Nessuno striscione ma canti a squarciagola nella porzione di palasport di colore bianco, quella riservata agli ospiti. La formazione della Sir Safety Conad Perugia non ha ripagato i loro tifosi con una prestazione della stessa intensità, finendo per essere sbranata nella tana del nemico. Con punteggio più netto rispetto a tre giorni prima i block-devils vanno al tappeto contro la Cucine Lube Civitanova. Per i marchigiani si è trattato di una grande prova, ma va detto che i rivali non l’hanno impegnata poi troppo. Gli umbri sono sembrati a tratti in soggezione dinanzi ad una squadra quadrata e capace di imprimere accelerazioni spaventose. De Cecco ha palleggiato come sa fare, ovvero alla velocità della luce, e per gli schiacciatori cucinieri tutto è diventato incredibilmente più facile. Adesso Grbic sa benissimo che i suoi dovranno tirare fuori dal cilindro una grande prestazione in gara-tre, domenica ancora a Pian di Massiano, perché hanno le spalle al muro. Parte bene Perugia spingendo subito a muro e allungando sul 6-8. Yant sale in cattedra (chiuderà il parziale con sette palle a terra ed un incredibile 100% di rendimento in attacco), i suoi fendenti recuperano lo svantaggio e rovesciano 21-17. Entra Ter Horst ma Perugia vivacchia e i padroni di casa ne approfittano per concludere senza patemi d’animo, mentre dall’altra parte della rete ci si chiede il perché di un finale così spento. In avvio di seconda frazione è Zaytsev a rompere l’equilibrio (3-1), ma poi i muri umbri fanno cambiare marcia agli ospiti che proseguono nella fantastica progressione invertendo il punteggio (10-14). A rimettere in asse è Santos de Souza e poi si procede spalla a spalla fino ai vantaggi. Nella mischia entrano in tanti ma a risolvere è Yant che rincara la dose. Un set questo, capace di regalare una grandissima pallavolo ai quattromila spettatori presenti sugli spalti (di cui duecento perugini). Nel terzo frangente i block-devils partono male e devono inseguire, Simon e Santos de Souza incidono (18-14). Soltanto Anderson mostra i muscoli ma il recupero è impossibile (23-19). Simon chiude il match. Due a zero nella serie. Domenica prossima, nuovamente a Perugia, si disputa la terza partita: la prima delle tre consecutive che la Sir dovrà fare propria per evitare la disfatta.

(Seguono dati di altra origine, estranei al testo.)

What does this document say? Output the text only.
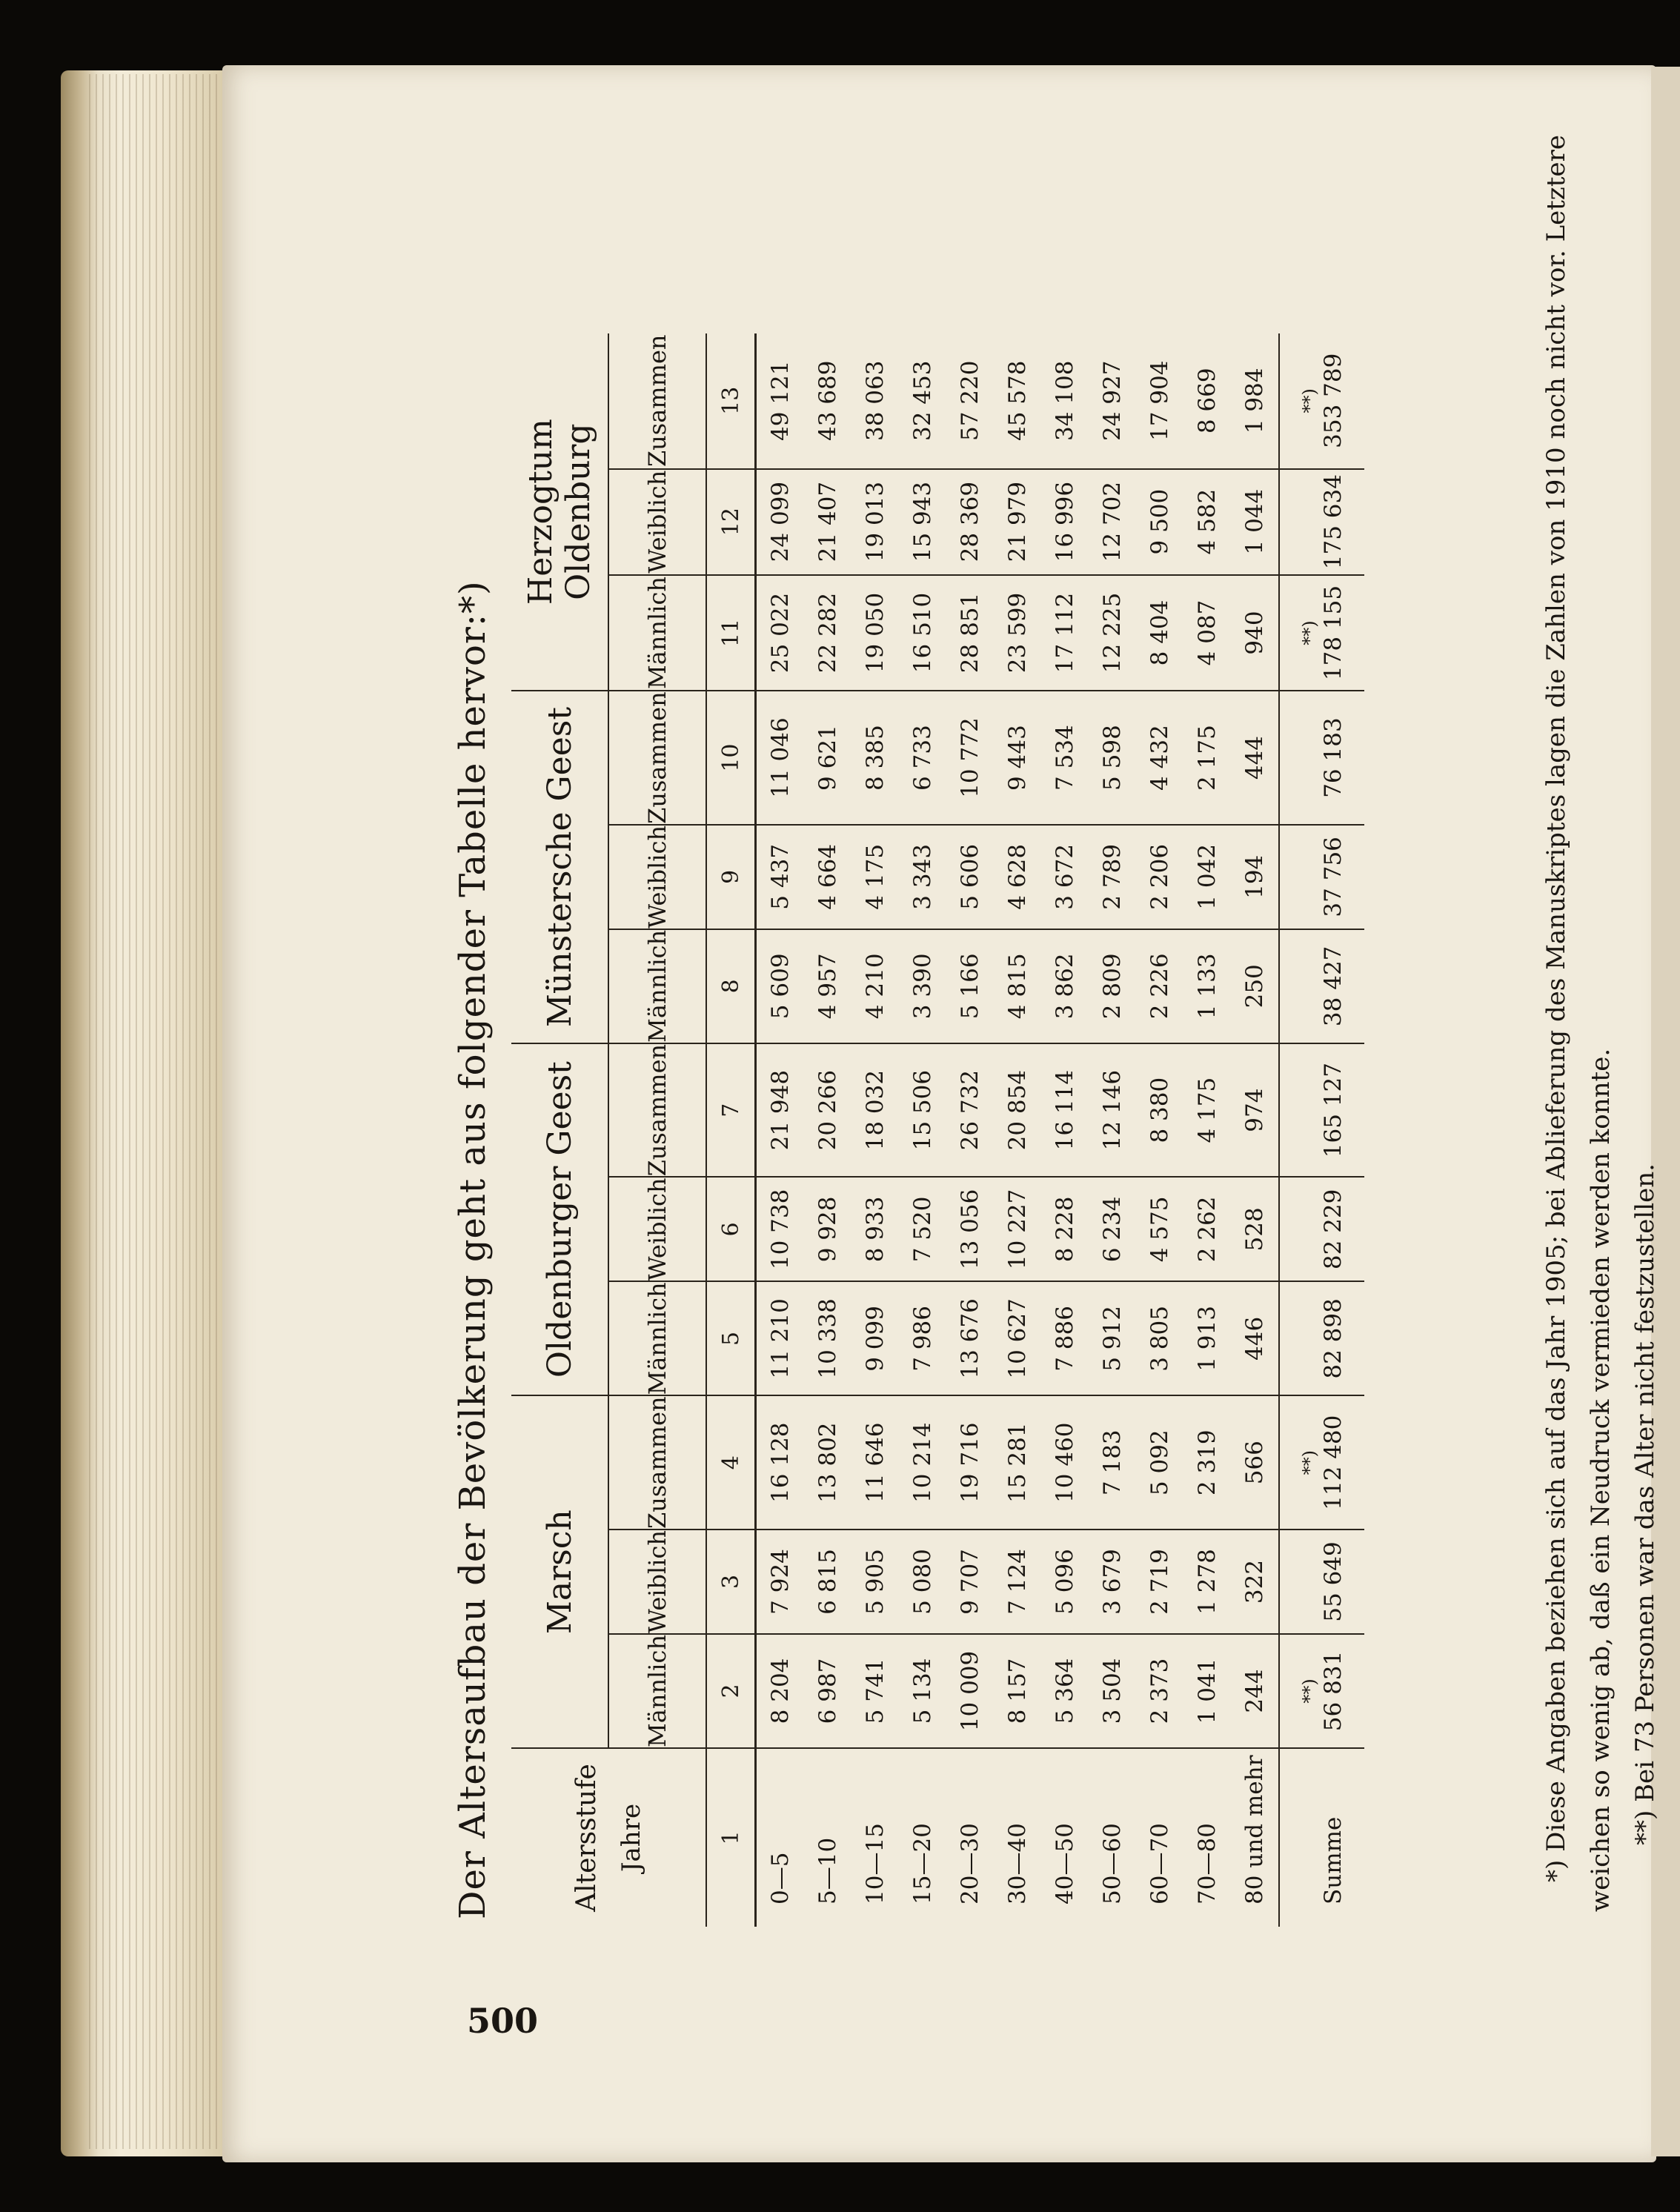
Der Altersaufbau der Bevölkerung geht aus folgender Tabelle hervor:*)	Altersstufe Jahre	Marsch			Oldenburger Geest			Münstersche Geest			Herzogtum Oldenburg		
	Männlich	Weiblich	Zusammen	Männlich	Weiblich	Zusammen	Männlich	Weiblich	Zusammen	Männlich	Weiblich	Zusammen
1	2	3	4	5	6	7	8	9	10	11	12	13
0—5	8 204	7 924	16 128	11 210	10 738	21 948	5 609	5 437	11 046	25 022	24 099	49 121
5—10	6 987	6 815	13 802	10 338	9 928	20 266	4 957	4 664	9 621	22 282	21 407	43 689
10—15	5 741	5 905	11 646	9 099	8 933	18 032	4 210	4 175	8 385	19 050	19 013	38 063
15—20	5 134	5 080	10 214	7 986	7 520	15 506	3 390	3 343	6 733	16 510	15 943	32 453
20—30	10 009	9 707	19 716	13 676	13 056	26 732	5 166	5 606	10 772	28 851	28 369	57 220
30—40	8 157	7 124	15 281	10 627	10 227	20 854	4 815	4 628	9 443	23 599	21 979	45 578
40—50	5 364	5 096	10 460	7 886	8 228	16 114	3 862	3 672	7 534	17 112	16 996	34 108
50—60	3 504	3 679	7 183	5 912	6 234	12 146	2 809	2 789	5 598	12 225	12 702	24 927
60—70	2 373	2 719	5 092	3 805	4 575	8 380	2 226	2 206	4 432	8 404	9 500	17 904
70—80	1 041	1 278	2 319	1 913	2 262	4 175	1 133	1 042	2 175	4 087	4 582	8 669
80 und mehr	244	322	566	446	528	974	250	194	444	940	1 044	1 984
	**)		**)							**)		**)
Summe	56 831	55 649	112 480	82 898	82 229	165 127	38 427	37 756	76 183	178 155	175 634	353 789	*) Diese Angaben beziehen sich auf das Jahr 1905; bei Ablieferung des Manuskriptes lagen die Zahlen von 1910 noch nicht vor. Letztere weichen so wenig ab, daß ein Neudruck vermieden werden konnte. **) Bei 73 Personen war das Alter nicht festzustellen.
500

CUCINE LUBE CIVITANOVA – SIR SAFETY CONAD PERUGIA = 3-0
(25-21, 29-27, 25-22)
CIVITANOVA MARCHE: Simon 16, Yant 12, Santos de Souza 12, Anzani 7, Zaytsev 6, De Cecco, Balaso (L1), Garcia Fernandez 3, Kovar, Juantorena. N.E. – Diamantini, Jeroncic, Sottile, Marchisio (L2). All. Gianlorenzo Blengini e Romano Giannini.
PERUGIA: Rychlicki 17, Leòn 12, Anderson 10, Solé 4, Giannelli 3, Ricci 1, Colaci (L1), Mengozzi 3, Ter Horst, Plotnytskyi, Travica, Piccinelli (L2). N.E. – Dardzans, Russo. All. Nikola Grbic ed Antonio Valentini.
Note – Spettatori 3’811.
Durata dei set: 29’, 44’, 34’.
Arbitri: Mauro Goitre (TO) ed Armando Simbari (BR).
LUBE (b.s. 12, v. 7, muri 5, errori 7).
SIR (b.s. 17, v. 2, muri 6, errori 6).